Well, it’s still winter here in Western New York and even though we’ve been blessed with some mild weather over the past few weeks, we all know it won’t be long until winter has us fully in its grip. For me, winter provides a little bit more time to read and I try to use that precious time to read equine related articles and hopefully learn a few things about ways to better care for my horses. This week I was reading about all the “fun” activities equestrians do with their horses over the long winter months – trail riding, sleigh riding, skijoring… The list of activities goes on and on. I have to be honest here, I don’t do any of these things and I don’t know many people that do! While I do put extra effort into making sure my horses are happy and healthy during the winter months, you aren't going to catch me out in the woods trudging through three feet of snow on my trusty steed. The lack of outdoor equine related activities can be directly related to the fact that we have two types of winter around here, deep mud and deep snow, and the only thing in between is deep mud underneath deep snow. Truly not ideal footing for any type of riding, driving, or even for leading them very far. I know a few lucky people that have indoor arenas and can make the most out of the winter months, but most of us don’t have that luxury and we get through winter the best we can.

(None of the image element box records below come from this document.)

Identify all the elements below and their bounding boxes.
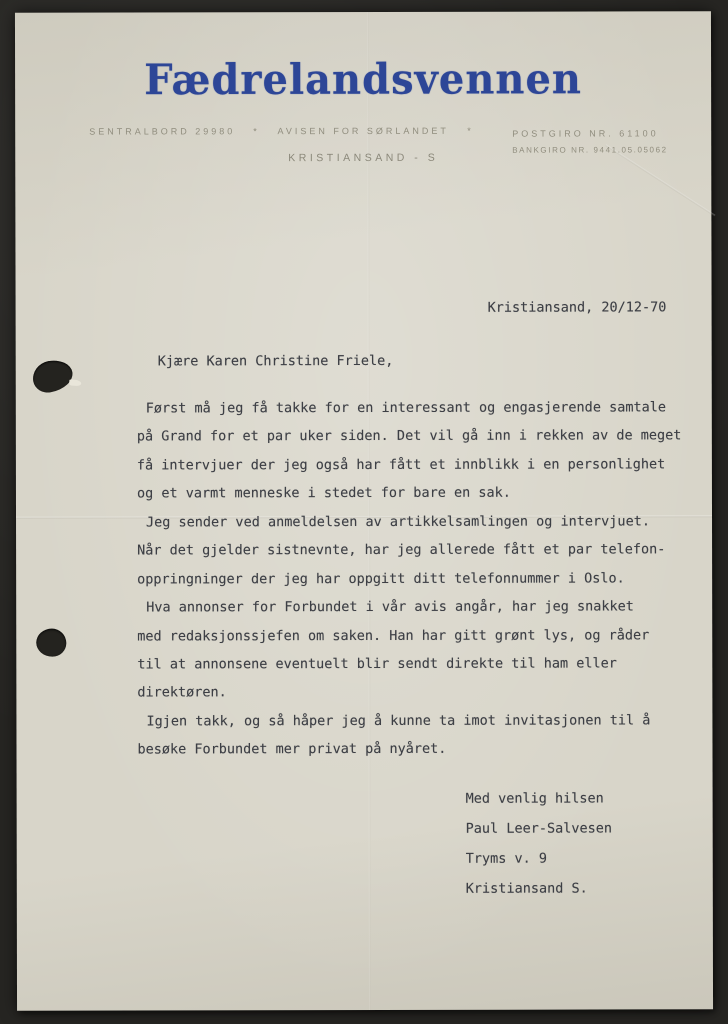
body-line: besøke Forbundet mer privat på nyåret. [137,735,682,765]
body-line: Først må jeg få takke for en interessant… [137,393,682,423]
scan-background: { "scan": { "background_color": "#262522… [0,0,728,1024]
body-line: oppringninger der jeg har oppgitt ditt t… [137,564,682,594]
body-line: Jeg sender ved anmeldelsen av artikkelsa… [137,507,682,537]
body-line: Igjen takk, og så håper jeg å kunne ta i… [137,706,682,736]
body-line: direktøren. [137,678,682,708]
salutation: Kjære Karen Christine Friele, [158,353,394,369]
signature-closing: Med venlig hilsen [466,783,612,813]
letterhead-info-row: SENTRALBORD 29980 * AVISEN FOR SØRLANDET… [15,117,711,148]
newspaper-masthead-title: Fædrelandsvennen [15,54,711,105]
body-line: og et varmt menneske i stedet for bare e… [137,479,682,509]
letter-body: Først må jeg få takke for en interessant… [137,393,682,764]
body-line: til at annonsene eventuelt blir sendt di… [137,649,682,679]
date-line: Kristiansand, 20/12-70 [488,299,667,315]
body-line: med redaksjonssjefen om saken. Han har g… [137,621,682,651]
punch-hole-bottom [36,629,66,657]
letterhead-city: KRISTIANSAND - S [15,151,711,164]
signature-block: Med venlig hilsen Paul Leer-Salvesen Try… [466,783,613,903]
punch-hole-top [30,357,75,395]
body-line: på Grand for et par uker siden. Det vil … [137,422,682,452]
body-line: Hva annonser for Forbundet i vår avis an… [137,592,682,622]
letterhead-separator-star: * [467,126,474,136]
signature-street: Tryms v. 9 [466,843,612,873]
letter-page: Fædrelandsvennen SENTRALBORD 29980 * AVI… [15,11,713,1010]
signature-name: Paul Leer-Salvesen [466,813,612,843]
body-line: Når det gjelder sistnevnte, har jeg alle… [137,536,682,566]
letterhead-postgiro: POSTGIRO NR. 61100 [512,128,658,138]
body-line: få intervjuer der jeg også har fått et i… [137,450,682,480]
signature-city: Kristiansand S. [466,873,612,903]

This wintery weather leads my horses to believe they are on an extended vacation – and basically, they are! They all have Hay Hoarders stuffed full 24/7 in their stalls and in the run in shelter, they get groomed to remove the mud or the snow, manes and tails are constantly being untangled, tails are braided to keep ice balls from forming, manes are combed, feet are picked and we fuss over them a bit more than normal. But, we don’t ask them to do much more than stand still while they are being pampered. Part of what makes the Hay Hoarder such an awesome feeding system is that when our horses need hay in front of them all day to help keep them warm and healthy because it’s 15 degrees outside, it’s so easy to stuff in a whole bale and walk away knowing they’ll have hay to munch all day and night. But, if they start getting a little chubby from their more limited exercise options, we can put less hay in the Hay Hoarder and still feel confident that the slow feed net will make the hay last longer through the day or night.
I’m guessing that some of our readers are asking themselves why we live in a place that makes it so difficult to ride throughout the year. I can only say that if you saw Western New York in the summer and fall, you’d know why. It’s beautiful here, and the riding opportunities are plentiful. We’re blessed with numerous equine friendly trail systems and the gorgeousness of our surroundings is hard to beat. I might not appreciate having to bundle up to the point of limiting my range of motion for 3 or 4 months out of the year, but I don’t think my horses are complaining, and they are all healthy and enjoying their winter break.
To our readers that live in places where the snow isn’t knee deep, the temperature is above 25 degrees, and there is still riding to be done – we’re just a little jealous of you!